Okay, hopefully I don't confuse anyone more here. If I lose you somewhere along the way just let me know

. Also note this is based on my understanding of the article I linked earlier. I'm no expert on this either
Background info:
Sprints Tri-band devices have only one transmission route for 2 radios: voice/3G or LTE data. Meaning you cannot have both radios communicating with the network at once.
With a fully upgraded tower, this isn’t an issue. Your phone will maintain an LTE connection, and when you receive a call, Sprints system will first ping the device through the normal voice channels, but it of course will not find it because the device is only connected to LTE. The network will then send a signal to your phone over the LTE connection telling it to disconnect from LTE and connect (fallback) to 3g/voice to take the call. This is referred to as circuit switch fallback (CSF).
Now for the less than ideal scenario...On a tower that is not upgraded with the proper equipment to support CSF, if your phone connected to LTE it would not be able to take calls, as the towers wouldn’t be able to relay the information to tell the phone to disconnect. That obviously presents a problem in that if you want to use the phone as a phone you are completely unable to do so. Sprint gets around this problem by having their tri-band devices completely ignore the LTE signal on a nonupgraded tower. You sacrifice the faster LTE data for the ability to place calls. What this means is that if you are in an area without the proper network vision upgrades, the phone will not connect to 4G at all.
My reasoning for why what you are experiencing isn’t a CSF issue:
Basically, if you are connecting to 4G, you are connected to a tower that has had the proper upgrades. If the tower was not properly equipped you would not have ever connected to LTE in the first place. CSF issues cannot be fixed by toggling airplane mode, as the device would just hop back on 3G/voice again. Thats why I previously recommended you stop by a store and see if its connected to LTE, because that alone means the towers in your area (or at least the one its currently connected to) aren't affected.

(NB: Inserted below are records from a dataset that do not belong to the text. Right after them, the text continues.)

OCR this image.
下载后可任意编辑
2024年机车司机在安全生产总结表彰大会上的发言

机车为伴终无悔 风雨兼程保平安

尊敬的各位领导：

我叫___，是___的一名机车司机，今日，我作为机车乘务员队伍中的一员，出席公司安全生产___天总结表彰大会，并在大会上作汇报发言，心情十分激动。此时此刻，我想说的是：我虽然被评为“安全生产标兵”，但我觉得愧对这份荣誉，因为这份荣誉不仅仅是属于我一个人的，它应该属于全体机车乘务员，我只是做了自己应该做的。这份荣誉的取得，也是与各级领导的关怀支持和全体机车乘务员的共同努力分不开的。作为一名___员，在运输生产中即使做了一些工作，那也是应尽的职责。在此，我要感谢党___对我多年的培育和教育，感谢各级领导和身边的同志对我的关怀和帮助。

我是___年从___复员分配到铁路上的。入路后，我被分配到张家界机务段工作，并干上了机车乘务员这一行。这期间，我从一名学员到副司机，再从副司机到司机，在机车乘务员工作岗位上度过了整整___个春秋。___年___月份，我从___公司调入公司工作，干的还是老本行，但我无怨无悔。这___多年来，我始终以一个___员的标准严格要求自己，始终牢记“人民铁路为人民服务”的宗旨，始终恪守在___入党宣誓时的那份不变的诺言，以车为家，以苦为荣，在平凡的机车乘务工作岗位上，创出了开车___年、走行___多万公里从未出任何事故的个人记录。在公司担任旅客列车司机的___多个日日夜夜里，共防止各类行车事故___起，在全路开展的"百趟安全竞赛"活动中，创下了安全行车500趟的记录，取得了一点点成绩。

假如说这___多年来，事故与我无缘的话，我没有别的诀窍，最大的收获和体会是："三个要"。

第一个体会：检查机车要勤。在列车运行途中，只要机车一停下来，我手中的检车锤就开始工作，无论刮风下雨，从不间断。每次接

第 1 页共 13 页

I live in an area that is not fully upgraded. On a non tri-band device (say the galaxy S3), I can pick up LTE fine. However, on a tri-band device with the same non-upgraded LTE tower the tri-band phone will only connect to 3G/voice services. The problem you are describing where the phone will have issues switching between 3G and 4G happens on a non-triband device as well. This shouldn't be related to CSF. Try updating your PRL and profile.